Ufficialmente dichiarato indipendente, nell’arcipelago delle Chagos rimane però attiva la base militare britannico-statunitense di Diego Garcia
Come si apprende da un comunicato co-firmato dal primo ministro britannico Keir Starmer e dal suo omologo mauriziano Pravind Jugnauth, dopo oltre mezzo secolo di dispute, polemiche e contenziosi legali e due anni di negoziati, il 3 ottobre Gran Bretagna e Repubblica di Mauritius si sarebbero finalmente accordati (non esiste ancora un trattato ufficiale) per la cessione a quest’ultima della sovranità dell’arcipelago delle Chagos.
Tra gli anni sessanta e settanta del secolo scorso i circa duemila abitanti di questa sessantina di atolli – per Londra “disabitati” – vennero deportati, letteralmente, per potervi installare una base militare britannica e statunitense (assai operativa all’epoca delle guerre in Iraq e Afghanistan). Operazione di sradicamento qualificato da Human Rights Watch come un “crimine contro l’umanità”. Né più né meno.
Ora le Chagos (spesso definite “l’ultima colonia d’Africa della Gran Bretagna”) sono ufficialmente mauriziane, come stabilito dalle Nazioni Unite in un “parere consultivo della corte di giustizia internazionale” e in una “risoluzione non vincolante dell’assemblea generale”, entrambi del 2019.
Ma non mancano “zone d’ombra”. Piuttosto fitta.

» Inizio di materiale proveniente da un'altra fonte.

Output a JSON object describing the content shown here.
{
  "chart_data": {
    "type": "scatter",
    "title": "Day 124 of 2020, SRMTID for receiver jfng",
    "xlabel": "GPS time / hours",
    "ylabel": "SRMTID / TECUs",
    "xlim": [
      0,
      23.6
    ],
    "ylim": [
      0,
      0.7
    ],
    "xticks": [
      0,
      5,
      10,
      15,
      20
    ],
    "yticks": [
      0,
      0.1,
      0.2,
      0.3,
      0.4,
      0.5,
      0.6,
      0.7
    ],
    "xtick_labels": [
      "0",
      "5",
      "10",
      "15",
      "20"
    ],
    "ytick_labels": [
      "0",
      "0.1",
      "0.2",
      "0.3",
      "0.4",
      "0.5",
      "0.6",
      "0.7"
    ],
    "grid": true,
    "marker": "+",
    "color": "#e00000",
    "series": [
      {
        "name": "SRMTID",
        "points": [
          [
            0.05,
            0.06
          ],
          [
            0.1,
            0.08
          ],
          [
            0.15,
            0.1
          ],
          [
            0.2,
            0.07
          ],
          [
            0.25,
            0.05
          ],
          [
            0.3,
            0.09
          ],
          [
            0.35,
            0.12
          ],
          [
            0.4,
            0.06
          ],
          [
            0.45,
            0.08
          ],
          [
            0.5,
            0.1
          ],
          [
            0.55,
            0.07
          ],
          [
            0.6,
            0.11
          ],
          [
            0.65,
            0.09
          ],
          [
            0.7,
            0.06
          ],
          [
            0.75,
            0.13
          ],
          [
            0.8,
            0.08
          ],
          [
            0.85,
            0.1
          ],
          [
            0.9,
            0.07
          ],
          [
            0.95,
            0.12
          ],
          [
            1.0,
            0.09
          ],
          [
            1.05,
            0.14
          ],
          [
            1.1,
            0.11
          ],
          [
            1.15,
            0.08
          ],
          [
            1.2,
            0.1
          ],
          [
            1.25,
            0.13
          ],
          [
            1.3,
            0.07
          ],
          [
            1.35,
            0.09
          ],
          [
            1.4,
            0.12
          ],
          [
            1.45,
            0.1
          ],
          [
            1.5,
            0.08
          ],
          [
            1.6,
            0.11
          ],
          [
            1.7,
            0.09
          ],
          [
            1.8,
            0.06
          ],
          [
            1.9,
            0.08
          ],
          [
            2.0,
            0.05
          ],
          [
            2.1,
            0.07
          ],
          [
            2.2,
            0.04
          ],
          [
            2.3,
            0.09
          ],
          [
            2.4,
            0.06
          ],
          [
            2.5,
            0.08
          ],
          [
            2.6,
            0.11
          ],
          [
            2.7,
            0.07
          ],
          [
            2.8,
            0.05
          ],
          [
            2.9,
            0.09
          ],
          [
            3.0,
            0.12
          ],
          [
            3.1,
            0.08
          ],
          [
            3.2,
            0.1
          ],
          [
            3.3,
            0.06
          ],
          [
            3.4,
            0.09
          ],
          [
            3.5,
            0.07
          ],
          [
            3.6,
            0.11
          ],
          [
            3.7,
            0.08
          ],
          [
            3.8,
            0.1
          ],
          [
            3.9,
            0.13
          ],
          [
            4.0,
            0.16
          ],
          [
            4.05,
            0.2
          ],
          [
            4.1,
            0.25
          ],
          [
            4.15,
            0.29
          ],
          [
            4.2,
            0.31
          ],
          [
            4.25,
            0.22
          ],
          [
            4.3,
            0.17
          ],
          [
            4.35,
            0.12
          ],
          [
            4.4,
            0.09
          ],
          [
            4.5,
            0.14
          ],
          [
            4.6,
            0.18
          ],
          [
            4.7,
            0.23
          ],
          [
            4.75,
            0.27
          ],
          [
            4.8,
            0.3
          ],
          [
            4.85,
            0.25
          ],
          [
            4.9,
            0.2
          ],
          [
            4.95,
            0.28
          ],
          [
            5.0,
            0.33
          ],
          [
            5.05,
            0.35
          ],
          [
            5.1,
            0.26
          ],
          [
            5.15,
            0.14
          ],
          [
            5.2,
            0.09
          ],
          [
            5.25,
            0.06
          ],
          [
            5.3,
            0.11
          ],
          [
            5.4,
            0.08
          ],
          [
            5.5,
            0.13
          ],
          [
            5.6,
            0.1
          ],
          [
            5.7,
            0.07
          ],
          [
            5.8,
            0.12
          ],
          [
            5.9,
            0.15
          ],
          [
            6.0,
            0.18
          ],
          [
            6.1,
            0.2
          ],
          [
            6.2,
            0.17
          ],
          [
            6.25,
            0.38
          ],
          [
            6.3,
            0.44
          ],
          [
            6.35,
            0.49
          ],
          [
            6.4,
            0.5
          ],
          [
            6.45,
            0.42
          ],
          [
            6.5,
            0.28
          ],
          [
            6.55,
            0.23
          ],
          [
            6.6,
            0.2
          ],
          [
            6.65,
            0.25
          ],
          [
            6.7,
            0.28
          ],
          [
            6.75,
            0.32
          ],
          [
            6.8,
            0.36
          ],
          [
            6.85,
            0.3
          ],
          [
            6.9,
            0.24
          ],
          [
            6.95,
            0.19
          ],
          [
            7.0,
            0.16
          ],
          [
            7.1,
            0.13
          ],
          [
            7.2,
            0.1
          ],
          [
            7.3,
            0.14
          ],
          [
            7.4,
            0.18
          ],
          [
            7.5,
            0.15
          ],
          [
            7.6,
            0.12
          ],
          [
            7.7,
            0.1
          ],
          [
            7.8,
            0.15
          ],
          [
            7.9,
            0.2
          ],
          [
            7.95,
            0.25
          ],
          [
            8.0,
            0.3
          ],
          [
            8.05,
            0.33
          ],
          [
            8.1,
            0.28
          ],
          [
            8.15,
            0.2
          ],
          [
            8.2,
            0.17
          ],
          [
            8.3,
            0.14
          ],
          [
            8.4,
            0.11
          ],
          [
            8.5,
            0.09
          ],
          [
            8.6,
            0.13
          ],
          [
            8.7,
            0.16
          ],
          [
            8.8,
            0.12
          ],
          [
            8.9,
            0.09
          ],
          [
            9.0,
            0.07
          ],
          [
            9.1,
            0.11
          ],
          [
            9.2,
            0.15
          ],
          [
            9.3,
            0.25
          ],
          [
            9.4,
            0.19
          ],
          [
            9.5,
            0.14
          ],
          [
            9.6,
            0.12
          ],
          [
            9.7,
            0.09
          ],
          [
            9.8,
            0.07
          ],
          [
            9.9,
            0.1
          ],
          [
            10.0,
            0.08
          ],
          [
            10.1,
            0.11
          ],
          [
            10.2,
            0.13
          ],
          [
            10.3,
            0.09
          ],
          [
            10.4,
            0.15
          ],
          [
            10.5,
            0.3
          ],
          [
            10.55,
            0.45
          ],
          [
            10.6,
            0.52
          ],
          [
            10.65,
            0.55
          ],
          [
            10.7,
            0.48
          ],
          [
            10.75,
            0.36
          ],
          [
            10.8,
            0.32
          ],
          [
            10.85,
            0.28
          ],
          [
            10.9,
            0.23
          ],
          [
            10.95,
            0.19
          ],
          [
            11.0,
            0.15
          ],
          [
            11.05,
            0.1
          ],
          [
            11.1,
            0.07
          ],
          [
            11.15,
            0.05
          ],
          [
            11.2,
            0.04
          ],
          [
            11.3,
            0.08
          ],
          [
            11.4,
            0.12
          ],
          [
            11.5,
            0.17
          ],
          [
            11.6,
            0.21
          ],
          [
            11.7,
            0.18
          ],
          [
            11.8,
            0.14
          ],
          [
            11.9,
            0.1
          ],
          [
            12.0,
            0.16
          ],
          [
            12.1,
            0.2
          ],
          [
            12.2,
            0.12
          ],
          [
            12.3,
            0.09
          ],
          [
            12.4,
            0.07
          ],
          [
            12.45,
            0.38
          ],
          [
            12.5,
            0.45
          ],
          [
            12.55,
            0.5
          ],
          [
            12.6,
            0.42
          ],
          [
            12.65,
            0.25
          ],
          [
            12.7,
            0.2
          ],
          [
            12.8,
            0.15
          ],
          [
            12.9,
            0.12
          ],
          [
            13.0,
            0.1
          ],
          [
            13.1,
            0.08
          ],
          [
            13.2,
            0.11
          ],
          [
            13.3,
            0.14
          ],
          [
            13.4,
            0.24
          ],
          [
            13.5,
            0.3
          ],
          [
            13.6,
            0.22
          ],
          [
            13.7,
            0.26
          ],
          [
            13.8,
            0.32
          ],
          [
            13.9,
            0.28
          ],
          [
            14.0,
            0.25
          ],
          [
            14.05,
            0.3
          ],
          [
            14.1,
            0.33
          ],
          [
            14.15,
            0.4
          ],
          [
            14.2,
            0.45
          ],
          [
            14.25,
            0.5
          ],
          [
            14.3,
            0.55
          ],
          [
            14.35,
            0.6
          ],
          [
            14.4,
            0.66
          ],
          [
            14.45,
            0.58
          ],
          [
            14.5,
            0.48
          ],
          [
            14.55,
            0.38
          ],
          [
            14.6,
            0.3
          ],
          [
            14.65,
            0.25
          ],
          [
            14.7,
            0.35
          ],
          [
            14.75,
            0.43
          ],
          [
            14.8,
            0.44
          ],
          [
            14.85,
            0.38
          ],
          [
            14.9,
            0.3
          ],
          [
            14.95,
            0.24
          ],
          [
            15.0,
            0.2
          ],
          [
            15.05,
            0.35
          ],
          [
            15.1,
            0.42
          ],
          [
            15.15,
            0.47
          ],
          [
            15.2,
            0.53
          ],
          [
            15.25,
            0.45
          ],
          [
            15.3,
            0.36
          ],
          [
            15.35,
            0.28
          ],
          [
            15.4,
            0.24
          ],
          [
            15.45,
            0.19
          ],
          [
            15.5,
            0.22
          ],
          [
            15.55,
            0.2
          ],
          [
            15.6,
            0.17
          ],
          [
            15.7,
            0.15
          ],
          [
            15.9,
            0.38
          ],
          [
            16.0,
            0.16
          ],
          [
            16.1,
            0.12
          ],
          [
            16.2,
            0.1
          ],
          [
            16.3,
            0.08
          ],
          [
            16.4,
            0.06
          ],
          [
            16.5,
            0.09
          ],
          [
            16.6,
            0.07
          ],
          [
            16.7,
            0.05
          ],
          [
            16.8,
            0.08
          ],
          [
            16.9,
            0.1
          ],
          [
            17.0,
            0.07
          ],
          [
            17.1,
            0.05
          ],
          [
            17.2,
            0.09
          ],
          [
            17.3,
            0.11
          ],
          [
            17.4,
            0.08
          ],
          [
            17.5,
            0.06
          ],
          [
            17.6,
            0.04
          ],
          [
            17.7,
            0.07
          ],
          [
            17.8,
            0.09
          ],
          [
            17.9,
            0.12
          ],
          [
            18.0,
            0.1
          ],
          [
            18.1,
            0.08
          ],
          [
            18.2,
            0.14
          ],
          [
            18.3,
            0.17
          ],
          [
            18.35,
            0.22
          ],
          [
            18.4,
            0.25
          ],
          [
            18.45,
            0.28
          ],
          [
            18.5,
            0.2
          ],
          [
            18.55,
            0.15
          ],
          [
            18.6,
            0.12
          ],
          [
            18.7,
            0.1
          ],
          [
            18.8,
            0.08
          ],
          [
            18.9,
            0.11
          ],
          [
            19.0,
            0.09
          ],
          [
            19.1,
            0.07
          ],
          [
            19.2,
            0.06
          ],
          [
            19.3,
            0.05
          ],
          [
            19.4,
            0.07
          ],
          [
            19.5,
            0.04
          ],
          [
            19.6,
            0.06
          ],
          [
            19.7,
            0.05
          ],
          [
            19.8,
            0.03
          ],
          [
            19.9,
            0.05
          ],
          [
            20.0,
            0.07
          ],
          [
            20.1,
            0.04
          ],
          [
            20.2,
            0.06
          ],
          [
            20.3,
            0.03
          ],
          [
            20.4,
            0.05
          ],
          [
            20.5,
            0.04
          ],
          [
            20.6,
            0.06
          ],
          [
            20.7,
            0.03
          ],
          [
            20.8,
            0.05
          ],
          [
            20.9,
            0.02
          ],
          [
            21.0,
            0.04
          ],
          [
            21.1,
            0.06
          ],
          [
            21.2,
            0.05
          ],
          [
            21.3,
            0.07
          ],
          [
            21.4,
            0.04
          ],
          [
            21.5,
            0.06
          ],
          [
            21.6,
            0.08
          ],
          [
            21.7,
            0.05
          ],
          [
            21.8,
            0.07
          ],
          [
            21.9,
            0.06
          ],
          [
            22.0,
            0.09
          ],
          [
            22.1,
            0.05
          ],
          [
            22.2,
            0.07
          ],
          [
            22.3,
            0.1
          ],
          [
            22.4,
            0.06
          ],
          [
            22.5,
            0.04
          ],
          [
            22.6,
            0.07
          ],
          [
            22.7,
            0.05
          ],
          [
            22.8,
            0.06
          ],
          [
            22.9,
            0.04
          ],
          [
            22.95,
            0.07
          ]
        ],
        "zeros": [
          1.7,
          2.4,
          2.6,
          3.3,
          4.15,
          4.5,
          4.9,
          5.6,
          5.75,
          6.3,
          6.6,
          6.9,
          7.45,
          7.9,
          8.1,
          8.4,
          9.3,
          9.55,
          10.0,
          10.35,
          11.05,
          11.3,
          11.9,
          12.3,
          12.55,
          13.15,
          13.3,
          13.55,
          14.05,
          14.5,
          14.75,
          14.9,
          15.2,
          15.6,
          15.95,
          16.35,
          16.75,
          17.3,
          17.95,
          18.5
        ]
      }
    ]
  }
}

In primis, la famosa base militare sull’isola Diego Garcia, per quanto formalmente soggetta a Mauritius, rimarrà sotto il controllo di Londra almeno per un altro secolo (99 anni per la precisione). Poi si vedrà… sempre che per allora non sia stata sommersa dall’oceano.
E poi – ma questo ora come ora appare di secondaria importanza – il mancato coinvolgimento nella trattative della “diaspora”, ossia degli esuli chagossiani e dei loro discendenti: circa diecimila persone, gran parte dei quali vive attualmente nel Sussex e a Manchester.
La storia relativamente recente inizia nel 1814 quando la Francia le cedeva, insieme a Mauritius, alla Gran Bretagna. Diventate poi “Territorio britannico dell’Oceano Indiano” (||biot|) al momento dell’indipendenza di Mauritius nel 1968, dietro pagamento (imposto col ricatto) di tre milioni di dollari all’ex colonia.
“E ora?”, si van chiedendo gli addetti ai lavori. Che sia la volta di Gibilterra, delle Malvinas, magari dell’Irlanda del Nord? Staremo a vedere. Certo che parlare di “decolonizzazione” e “indipendenza” appare un po’ azzardato (anche se dirlo da Vicenza, con l’ingombrante presenza di almeno cinque siti militari statunitensi – per quanto formalmente riuniti sotto la denominazione di base Ederle – lo è almeno altrettanto).
Da segnalare comunque che il portavoce del Chagos Refugees Group, Olivier Bancoult deportato all’età di quattro anni, ha dichiarato di “essersi sentito molto felice” alla notizia.